Labelbox then creates a score for each annotation class by averaging all of the per-annotation scores.

For example, when Image X loads in the editor, a labeler has 3 classification questions to choose from (Q1, Q2, Q3), each with two answers. The green boxes indicate the benchmark answers.


Say, for example, a labeler answers Q1 correctly but answers Q2 and Q3 incorrectly.

For classifications, the benchmark agreement is calculated based on: 1. How many unique answer schemas the labeler selects AND 2. Out of those selected, how many are correct?

  • Q1-A: 1

  • Q1-B: N/A <-- not included in the final calculation.

  • Q2-A: 0

  • Q2-B: 0

  • Q3-A: 0

  • Q3-B: 0

So the final benchmark calculation for the classifications on Image X is:

(1 + 0 + 0 + 0 + 0) / 5 = .20

How is the benchmark score calculated for the data row?

Labelbox averages the scores for each annotation class (object-type & classification-type) to create an overall score for the asset. Each annotation class is weighted equally.

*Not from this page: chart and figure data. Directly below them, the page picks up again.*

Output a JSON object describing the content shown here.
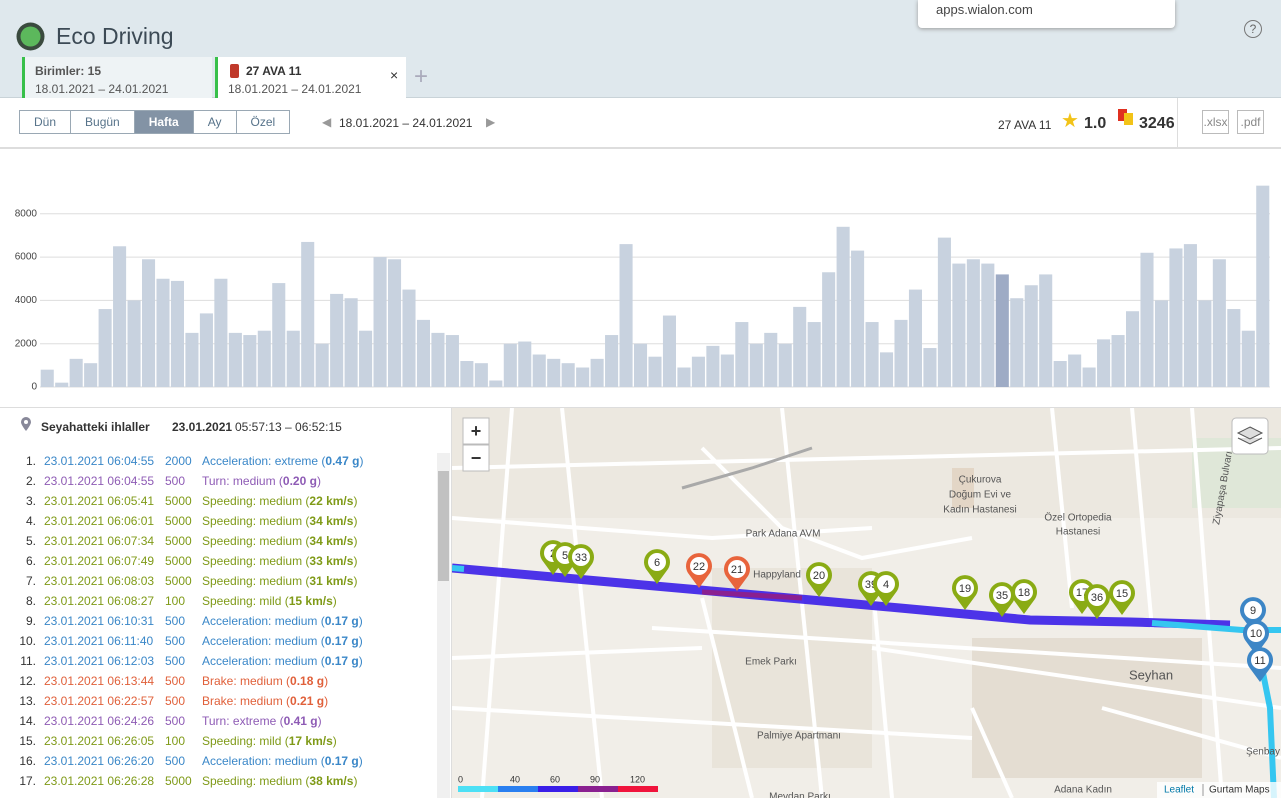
{
  "header": {
    "title": "Eco Driving",
    "popup": "apps.wialon.com",
    "help": "?"
  },
  "tabs": [
    {
      "title": "Birimler: 15",
      "dates": "18.01.2021  –  24.01.2021"
    },
    {
      "title": "27 AVA 11",
      "dates": "18.01.2021  –  24.01.2021"
    }
  ],
  "toolbar": {
    "periods": [
      {
        "label": "Dün"
      },
      {
        "label": "Bugün"
      },
      {
        "label": "Hafta",
        "active": true
      },
      {
        "label": "Ay"
      },
      {
        "label": "Özel"
      }
    ],
    "range": "18.01.2021  –  24.01.2021",
    "unit": "27 AVA 11",
    "rating": "1.0",
    "penalty": "3246",
    "exports": [
      ".xlsx",
      ".pdf"
    ]
  },
  "chart_data": {
    "type": "bar",
    "values": [
      800,
      200,
      1300,
      1100,
      3600,
      6500,
      4000,
      5900,
      5000,
      4900,
      2500,
      3400,
      5000,
      2500,
      2400,
      2600,
      4800,
      2600,
      6700,
      2000,
      4300,
      4100,
      2600,
      6000,
      5900,
      4500,
      3100,
      2500,
      2400,
      1200,
      1100,
      300,
      2000,
      2100,
      1500,
      1300,
      1100,
      900,
      1300,
      2400,
      6600,
      2000,
      1400,
      3300,
      900,
      1400,
      1900,
      1500,
      3000,
      2000,
      2500,
      2000,
      3700,
      3000,
      5300,
      7400,
      6300,
      3000,
      1600,
      3100,
      4500,
      1800,
      6900,
      5700,
      5900,
      5700,
      5200,
      4100,
      4700,
      5200,
      1200,
      1500,
      900,
      2200,
      2400,
      3500,
      6200,
      4000,
      6400,
      6600,
      4000,
      5900,
      3600,
      2600,
      9300
    ],
    "color": "#c8d2df",
    "highlight_color": "#9eabc5",
    "highlight": 66,
    "ylim": [
      0,
      10000
    ],
    "yticks": [
      0,
      2000,
      4000,
      6000,
      8000
    ],
    "grid": true
  },
  "violations": {
    "title": "Seyahatteki ihlaller",
    "date": "23.01.2021",
    "time": "05:57:13 – 06:52:15",
    "rows": [
      {
        "n": "1.",
        "time": "23.01.2021 06:04:55",
        "penalty": "2000",
        "text": "Acceleration: extreme",
        "value": "0.47 g",
        "color": "#3a87c8"
      },
      {
        "n": "2.",
        "time": "23.01.2021 06:04:55",
        "penalty": "500",
        "text": "Turn: medium",
        "value": "0.20 g",
        "color": "#8e5bb5"
      },
      {
        "n": "3.",
        "time": "23.01.2021 06:05:41",
        "penalty": "5000",
        "text": "Speeding: medium",
        "value": "22 km/s",
        "color": "#7f9a17"
      },
      {
        "n": "4.",
        "time": "23.01.2021 06:06:01",
        "penalty": "5000",
        "text": "Speeding: medium",
        "value": "34 km/s",
        "color": "#7f9a17"
      },
      {
        "n": "5.",
        "time": "23.01.2021 06:07:34",
        "penalty": "5000",
        "text": "Speeding: medium",
        "value": "34 km/s",
        "color": "#7f9a17"
      },
      {
        "n": "6.",
        "time": "23.01.2021 06:07:49",
        "penalty": "5000",
        "text": "Speeding: medium",
        "value": "33 km/s",
        "color": "#7f9a17"
      },
      {
        "n": "7.",
        "time": "23.01.2021 06:08:03",
        "penalty": "5000",
        "text": "Speeding: medium",
        "value": "31 km/s",
        "color": "#7f9a17"
      },
      {
        "n": "8.",
        "time": "23.01.2021 06:08:27",
        "penalty": "100",
        "text": "Speeding: mild",
        "value": "15 km/s",
        "color": "#7f9a17"
      },
      {
        "n": "9.",
        "time": "23.01.2021 06:10:31",
        "penalty": "500",
        "text": "Acceleration: medium",
        "value": "0.17 g",
        "color": "#3a87c8"
      },
      {
        "n": "10.",
        "time": "23.01.2021 06:11:40",
        "penalty": "500",
        "text": "Acceleration: medium",
        "value": "0.17 g",
        "color": "#3a87c8"
      },
      {
        "n": "11.",
        "time": "23.01.2021 06:12:03",
        "penalty": "500",
        "text": "Acceleration: medium",
        "value": "0.17 g",
        "color": "#3a87c8"
      },
      {
        "n": "12.",
        "time": "23.01.2021 06:13:44",
        "penalty": "500",
        "text": "Brake: medium",
        "value": "0.18 g",
        "color": "#e0603a"
      },
      {
        "n": "13.",
        "time": "23.01.2021 06:22:57",
        "penalty": "500",
        "text": "Brake: medium",
        "value": "0.21 g",
        "color": "#e0603a"
      },
      {
        "n": "14.",
        "time": "23.01.2021 06:24:26",
        "penalty": "500",
        "text": "Turn: extreme",
        "value": "0.41 g",
        "color": "#8e5bb5"
      },
      {
        "n": "15.",
        "time": "23.01.2021 06:26:05",
        "penalty": "100",
        "text": "Speeding: mild",
        "value": "17 km/s",
        "color": "#7f9a17"
      },
      {
        "n": "16.",
        "time": "23.01.2021 06:26:20",
        "penalty": "500",
        "text": "Acceleration: medium",
        "value": "0.17 g",
        "color": "#3a87c8"
      },
      {
        "n": "17.",
        "time": "23.01.2021 06:26:28",
        "penalty": "5000",
        "text": "Speeding: medium",
        "value": "38 km/s",
        "color": "#7f9a17"
      }
    ]
  },
  "map": {
    "zoom_in": "+",
    "zoom_out": "−",
    "places": [
      "Park Adana AVM",
      "Çukurova",
      "Doğum Evi ve",
      "Kadın Hastanesi",
      "Özel Ortopedia",
      "Hastanesi",
      "Happyland",
      "Emek Parkı",
      "Seyhan",
      "Palmiye Apartmanı",
      "Meydan Parkı",
      "Adana Kadın",
      "Ziyapaşa Bulvarı",
      "Şenbay"
    ],
    "markers": [
      {
        "label": "2",
        "color": "#8aab14"
      },
      {
        "label": "5",
        "color": "#8aab14"
      },
      {
        "label": "33",
        "color": "#8aab14"
      },
      {
        "label": "6",
        "color": "#8aab14"
      },
      {
        "label": "22",
        "color": "#e8643c"
      },
      {
        "label": "21",
        "color": "#e8643c"
      },
      {
        "label": "20",
        "color": "#8aab14"
      },
      {
        "label": "39",
        "color": "#8aab14"
      },
      {
        "label": "4",
        "color": "#8aab14"
      },
      {
        "label": "19",
        "color": "#8aab14"
      },
      {
        "label": "35",
        "color": "#8aab14"
      },
      {
        "label": "18",
        "color": "#8aab14"
      },
      {
        "label": "17",
        "color": "#8aab14"
      },
      {
        "label": "36",
        "color": "#8aab14"
      },
      {
        "label": "15",
        "color": "#8aab14"
      },
      {
        "label": "9",
        "color": "#3d86c6"
      },
      {
        "label": "10",
        "color": "#3d86c6"
      },
      {
        "label": "11",
        "color": "#3d86c6"
      }
    ],
    "speed_scale": [
      0,
      40,
      60,
      90,
      120
    ],
    "attribution": "Leaflet",
    "attribution2": "Gurtam Maps"
  }
}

Below is a simplified example:

Benchmark score = (tree annotation class agreement + radio class agreement) / total annotation classes

0.795 = (0.59 + 1.00) / 2

For text and conversations, such as human-generated responses from prompt and response generation, Labelbox also creates a model-based similarity score that accounts for various ways of expressing the same idea, such as using active versus passive voice, synonyms for the same concept, and other variations in writing style.

You can use this metric as an initial indicator of label quality, the clarity of your ontology, and/or the clarity of your labeling instructions.